Education systems are extremely complex. They must deliver a quality service, every single day, to millions of children. This is no easy task, especially when aiming to transcend cultural, geographic and socioeconomic differences, and equalize opportunities by offering excellent services to all. But difficult does not mean impossible. In fact, many countries have already achieved it: some OECD members took several decades to improve their school systems, while others, like Korea, did it in less than 20 years. In 1945, Korea was a poor, war-devastated country, where almost 80 percent of the population was illiterate. By the late sixties, it already had a very decent system with illiteracy rates of less than 15 percent. Now, it is exceptional.

Successful education reform requires three critical ingredients:

First, it must have reasonably well-designed policies or programs. I say “reasonably” because a perfectly designed policy does not exist. For instance, a policymaker may use top-notch economic knowledge or international best practices to ideate a new incentive mechanism that improves teacher effectiveness. However, critical adjustments that take on account country-specific institutional and managerial contexts can only be made during implementation. That is why a good design must be paired with a mechanism to assess if implementation is following the right course, identify and measure impact, and improve the policy over time. That capacity to learn and adapt comes with time, but it is absolutely critical.

Second, institutions—and the people who work in them—need to be trained to effectively implement reform. A country’s ability to execute change depends largely on the quality of its civil service, as well as on the organizational and incentive structures of the ministries. As a result, countries need civil servants who have adequate technical and management know-how, as well as commitment and a clear understanding of the importance of their mandate.

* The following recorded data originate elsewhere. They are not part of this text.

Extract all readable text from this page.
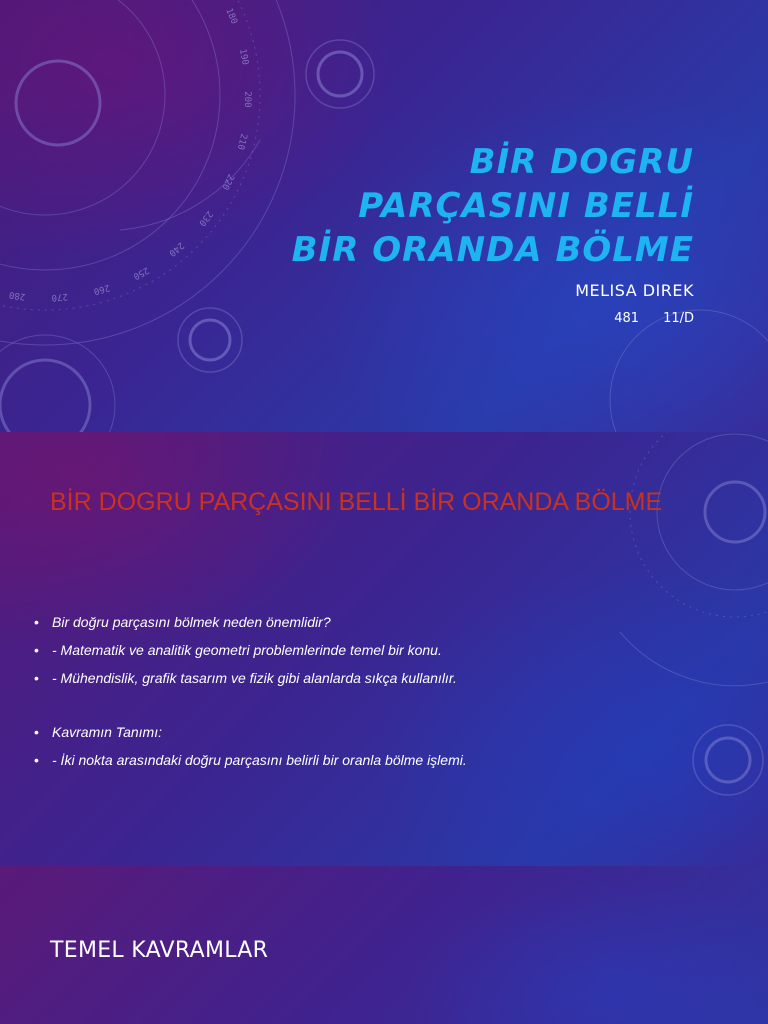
180
190
200
210
220
230
240
250
260
270
280
BİR DOGRU
PARÇASINI BELLİ
BİR ORANDA BÖLME
MELISA DIREK
481 11/D
BİR DOGRU PARÇASINI BELLİ BİR ORANDA BÖLME
• Bir doğru parçasını bölmek neden önemlidir?
• - Matematik ve analitik geometri problemlerinde temel bir konu.
• - Mühendislik, grafik tasarım ve fizik gibi alanlarda sıkça kullanılır.
• Kavramın Tanımı:
• - İki nokta arasındaki doğru parçasını belirli bir oranla bölme işlemi.
TEMEL KAVRAMLAR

As Minister of Education in Peru, I met committed and talented civil servants like that every day. I remember a Saturday in March 2016, when an advisor in my office went to the Ministry building at 11 p.m. to pick up materials needed for the beginning of the school year. He called me surprised: there were 20 young people there, working on a weekend at midnight as if it were a typical Monday morning. From my living room, I asked to speak with them, and inquired about the task that they were doing. After a quick debrief, I thanked them for their commitment and dedication to education. One of the young people, Jessica, interrupted me saying: “No, Minister, there’s no need to thank us. We are here changing lives.”  She was right. Those are the bureaucrats that have internalized the importance of their mandate.

Implementation capacity varies among civil services in different countries and contexts. In many cases, it is the main obstacle to the success for policy change. Hence, it is critical to make a concerted and collective effort to shore-up the quality and commitment of education bureaucracies.

Third, there must be political alignment around education reform so that student learning, is always the sole focus of reform efforts. The executive branch, public opinion, trade unions, media, teachers, business sector, parliaments, local authorities, and parents need to unify around the common goal of education reform. The World Bank’s upcoming World Development Report 2018: Learning to Realize Education’s Promises states that sometimes, interests other than learning influence the behavior of different actors: politicians might focus on providing benefits to special groups. Trade unions might seek political influence. Bureaucrats might try to protect their power base. Teachers might be fixated on job security. Service providers, meanwhile, might be interested in profit, causing them to push for solutions that don’t promote student welfare.

Aligning all these actors sustainably, and having learning and quality education as the single element that drives their efforts, is fundamental to sustain reforms along time. That alignment is complex and sometimes unstable, but it is feasible. The challenge is to make it the rule rather than the exception.

When these three factors come together— reasonable design, implementation capacity, and political alignment—student learning can improve dramatically. That is probably the sole most important determinant of the future of a nation.